Chris Moore, director at biomass plant developer MGT Power, said the delay meant investors were not moving ahead with potential projects. He said: “This is a problem for renewable businesses, and it’s very damaging for UK plc. All of renewable energy investment is effectively on hold until the government sorts out the review and its plans.”
Gaynor Hartnell, chief executive of the Renewable Energy Association, said the trade body had been “inundated” with inquiries over when the review might take place.
Key to the review is how the subsidies will be “banded”, whereby some forms of energy will receive greater support – which comes ultimately from consumer energy bills, rather than government coffers – than others. A new regime would also be expected to provide more targeted support for new technologies.
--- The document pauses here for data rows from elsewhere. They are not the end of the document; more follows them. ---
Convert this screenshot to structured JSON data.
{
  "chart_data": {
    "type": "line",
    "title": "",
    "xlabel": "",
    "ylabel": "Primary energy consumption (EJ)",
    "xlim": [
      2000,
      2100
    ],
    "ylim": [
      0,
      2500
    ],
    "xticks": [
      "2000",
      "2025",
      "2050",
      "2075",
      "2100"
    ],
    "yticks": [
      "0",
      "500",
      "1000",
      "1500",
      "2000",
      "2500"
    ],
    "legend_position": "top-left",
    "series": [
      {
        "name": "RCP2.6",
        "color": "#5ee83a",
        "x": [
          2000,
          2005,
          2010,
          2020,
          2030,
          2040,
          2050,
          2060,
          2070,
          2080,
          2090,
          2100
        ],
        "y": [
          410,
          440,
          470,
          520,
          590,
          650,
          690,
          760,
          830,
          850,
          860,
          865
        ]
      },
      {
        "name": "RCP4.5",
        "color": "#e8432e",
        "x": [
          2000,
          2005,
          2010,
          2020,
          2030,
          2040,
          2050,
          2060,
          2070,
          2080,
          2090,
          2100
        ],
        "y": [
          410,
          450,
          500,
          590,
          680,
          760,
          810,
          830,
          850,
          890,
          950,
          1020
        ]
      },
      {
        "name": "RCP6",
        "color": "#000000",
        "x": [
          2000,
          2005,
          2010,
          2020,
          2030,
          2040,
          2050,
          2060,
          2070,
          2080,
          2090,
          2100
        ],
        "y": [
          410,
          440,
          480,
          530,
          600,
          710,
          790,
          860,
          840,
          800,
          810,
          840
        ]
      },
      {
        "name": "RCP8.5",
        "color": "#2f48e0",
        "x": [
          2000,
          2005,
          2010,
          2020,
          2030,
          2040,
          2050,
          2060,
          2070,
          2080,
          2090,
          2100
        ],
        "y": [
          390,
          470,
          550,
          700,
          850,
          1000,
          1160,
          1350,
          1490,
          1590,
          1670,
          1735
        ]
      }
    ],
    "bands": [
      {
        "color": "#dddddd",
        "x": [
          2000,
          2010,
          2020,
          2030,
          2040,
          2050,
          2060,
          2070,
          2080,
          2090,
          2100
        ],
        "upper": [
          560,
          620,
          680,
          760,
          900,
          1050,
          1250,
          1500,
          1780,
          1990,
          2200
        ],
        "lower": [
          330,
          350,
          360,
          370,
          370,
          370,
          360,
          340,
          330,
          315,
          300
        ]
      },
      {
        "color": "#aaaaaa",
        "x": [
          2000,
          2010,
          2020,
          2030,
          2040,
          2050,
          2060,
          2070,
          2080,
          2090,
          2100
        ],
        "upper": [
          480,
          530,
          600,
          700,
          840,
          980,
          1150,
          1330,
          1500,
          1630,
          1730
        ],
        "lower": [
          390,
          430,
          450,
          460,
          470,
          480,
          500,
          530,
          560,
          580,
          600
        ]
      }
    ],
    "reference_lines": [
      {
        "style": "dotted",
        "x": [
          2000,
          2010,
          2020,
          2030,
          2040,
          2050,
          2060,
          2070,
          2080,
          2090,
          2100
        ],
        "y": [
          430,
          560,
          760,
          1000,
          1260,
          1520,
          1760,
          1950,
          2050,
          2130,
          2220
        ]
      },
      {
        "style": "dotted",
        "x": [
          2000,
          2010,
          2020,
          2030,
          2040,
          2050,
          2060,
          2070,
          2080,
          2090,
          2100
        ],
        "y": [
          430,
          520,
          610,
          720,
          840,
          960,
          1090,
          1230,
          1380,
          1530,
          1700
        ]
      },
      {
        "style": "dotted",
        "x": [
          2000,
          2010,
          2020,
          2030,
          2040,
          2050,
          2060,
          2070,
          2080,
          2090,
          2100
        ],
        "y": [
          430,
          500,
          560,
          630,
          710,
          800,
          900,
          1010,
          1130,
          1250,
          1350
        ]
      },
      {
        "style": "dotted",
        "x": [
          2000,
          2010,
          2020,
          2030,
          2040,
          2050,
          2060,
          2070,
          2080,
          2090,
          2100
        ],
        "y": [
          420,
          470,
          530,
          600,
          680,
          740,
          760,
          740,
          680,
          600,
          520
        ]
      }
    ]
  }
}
Last December, the government recognised the need for an urgent review when it brought forward the consultation by a year. Charles Hendry, energy minister, said then that a consultation on ROCs would be carried out over the summer, and that by autumn this year, new plans for the subsidies would be confirmed.
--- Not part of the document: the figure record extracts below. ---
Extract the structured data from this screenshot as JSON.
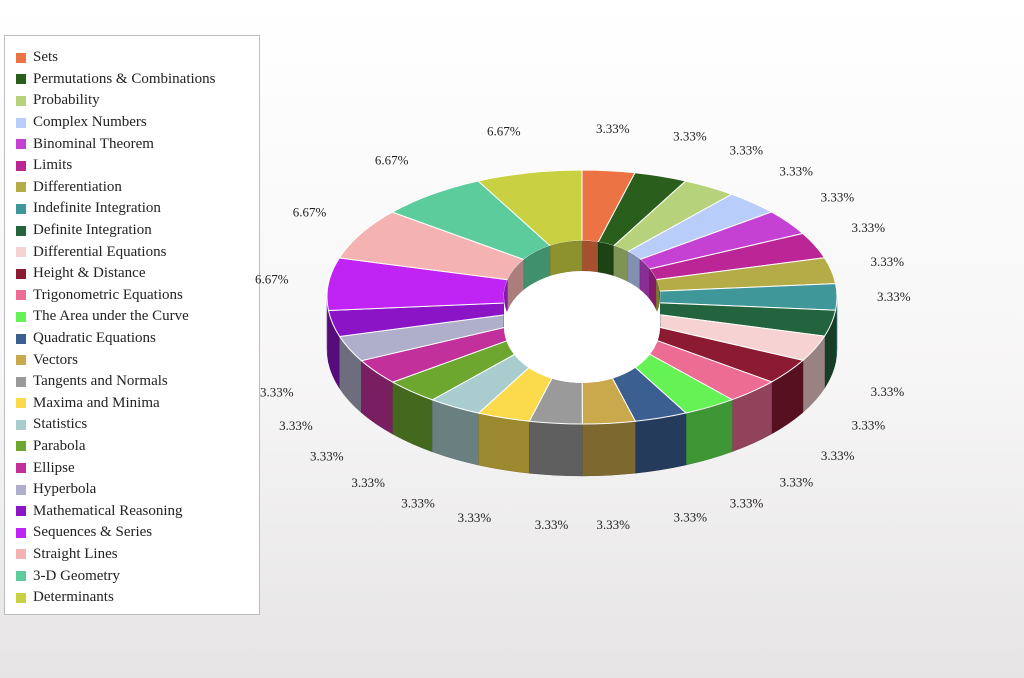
{
  "chart_data": {
    "type": "pie",
    "variant": "3d-doughnut",
    "legend_position": "left",
    "slices": [
      {
        "label": "Sets",
        "value": 3.33,
        "display": "3.33%",
        "color": "#ec7444"
      },
      {
        "label": "Permutations & Combinations",
        "value": 3.33,
        "display": "3.33%",
        "color": "#2a5e1c"
      },
      {
        "label": "Probability",
        "value": 3.33,
        "display": "3.33%",
        "color": "#b6d27a"
      },
      {
        "label": "Complex Numbers",
        "value": 3.33,
        "display": "3.33%",
        "color": "#b9cdfa"
      },
      {
        "label": "Binominal Theorem",
        "value": 3.33,
        "display": "3.33%",
        "color": "#c441d4"
      },
      {
        "label": "Limits",
        "value": 3.33,
        "display": "3.33%",
        "color": "#bb2596"
      },
      {
        "label": "Differentiation",
        "value": 3.33,
        "display": "3.33%",
        "color": "#b4ac46"
      },
      {
        "label": "Indefinite Integration",
        "value": 3.33,
        "display": "3.33%",
        "color": "#40979a"
      },
      {
        "label": "Definite Integration",
        "value": 3.33,
        "display": "3.33%",
        "color": "#23643e"
      },
      {
        "label": "Differential Equations",
        "value": 3.33,
        "display": "3.33%",
        "color": "#f7d2d2"
      },
      {
        "label": "Height & Distance",
        "value": 3.33,
        "display": "3.33%",
        "color": "#8c1a33"
      },
      {
        "label": "Trigonometric Equations",
        "value": 3.33,
        "display": "3.33%",
        "color": "#ec6c94"
      },
      {
        "label": "The Area under the Curve",
        "value": 3.33,
        "display": "3.33%",
        "color": "#64f254"
      },
      {
        "label": "Quadratic Equations",
        "value": 3.33,
        "display": "3.33%",
        "color": "#3c5f92"
      },
      {
        "label": "Vectors",
        "value": 3.33,
        "display": "3.33%",
        "color": "#c9a94c"
      },
      {
        "label": "Tangents and Normals",
        "value": 3.33,
        "display": "3.33%",
        "color": "#9a9a9a"
      },
      {
        "label": "Maxima and Minima",
        "value": 3.33,
        "display": "3.33%",
        "color": "#fbdb4c"
      },
      {
        "label": "Statistics",
        "value": 3.33,
        "display": "3.33%",
        "color": "#a9cdcf"
      },
      {
        "label": "Parabola",
        "value": 3.33,
        "display": "3.33%",
        "color": "#6da72f"
      },
      {
        "label": "Ellipse",
        "value": 3.33,
        "display": "3.33%",
        "color": "#c2309c"
      },
      {
        "label": "Hyperbola",
        "value": 3.33,
        "display": "3.33%",
        "color": "#afafcb"
      },
      {
        "label": "Mathematical Reasoning",
        "value": 3.33,
        "display": "3.33%",
        "color": "#8a14c6"
      },
      {
        "label": "Sequences & Series",
        "value": 6.67,
        "display": "6.67%",
        "color": "#bf24f4"
      },
      {
        "label": "Straight Lines",
        "value": 6.67,
        "display": "6.67%",
        "color": "#f4b2b2"
      },
      {
        "label": "3-D Geometry",
        "value": 6.67,
        "display": "6.67%",
        "color": "#5ccc9c"
      },
      {
        "label": "Determinants",
        "value": 6.67,
        "display": "6.67%",
        "color": "#c9d042"
      }
    ]
  }
}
At the time, the Department of Energy and Climate Change (DECC) acknowledged: “Under the previous timetable, investors would not have known for certain what support they could have expected to receive until autumn 2012 at the earliest. The government was concerned this might delay early investment in certain technologies and hinder the UK’s ability to meet our European Union energy target for 15% of energy to come from renewable sources by 2020.”
In accelerating the review, the government said it would “give investors and developers greater certainty, and the confidence to help bring forward the scale of renewable development needed to deliver the EU target, and other important energy and climate change objectives”.
This timetable is now impossible to stick to. The consultation will take 12 weeks, as is standard. However, even if the review were to begin immediately, it could not be completed before the end of this parliamentary term. Investors are concerned that this could be the start of a longer delay.
Most at risk are biomass projects, generating electricity from wood and waste byproducts. Several of these are on hold because at current rates of subsidy, they would be uneconomic, and companies are calling on the government to correct this problem. This summer Dorothy Thompson, chief executive of Drax, which was planning to burn more biomass than coal in its massive power station, told the Guardian these plans were in jeopardy because of the government’s failure to clarify the subsidies.
DECC said an announcement would be made “shortly” but could provide no further details.
Ministers are thought to be wary of attracting attention to the level of subsidies for green electricity, after a spate of reports in sections of the media and on the right of the Tory party criticising renewable subsidies as a component in energy prices.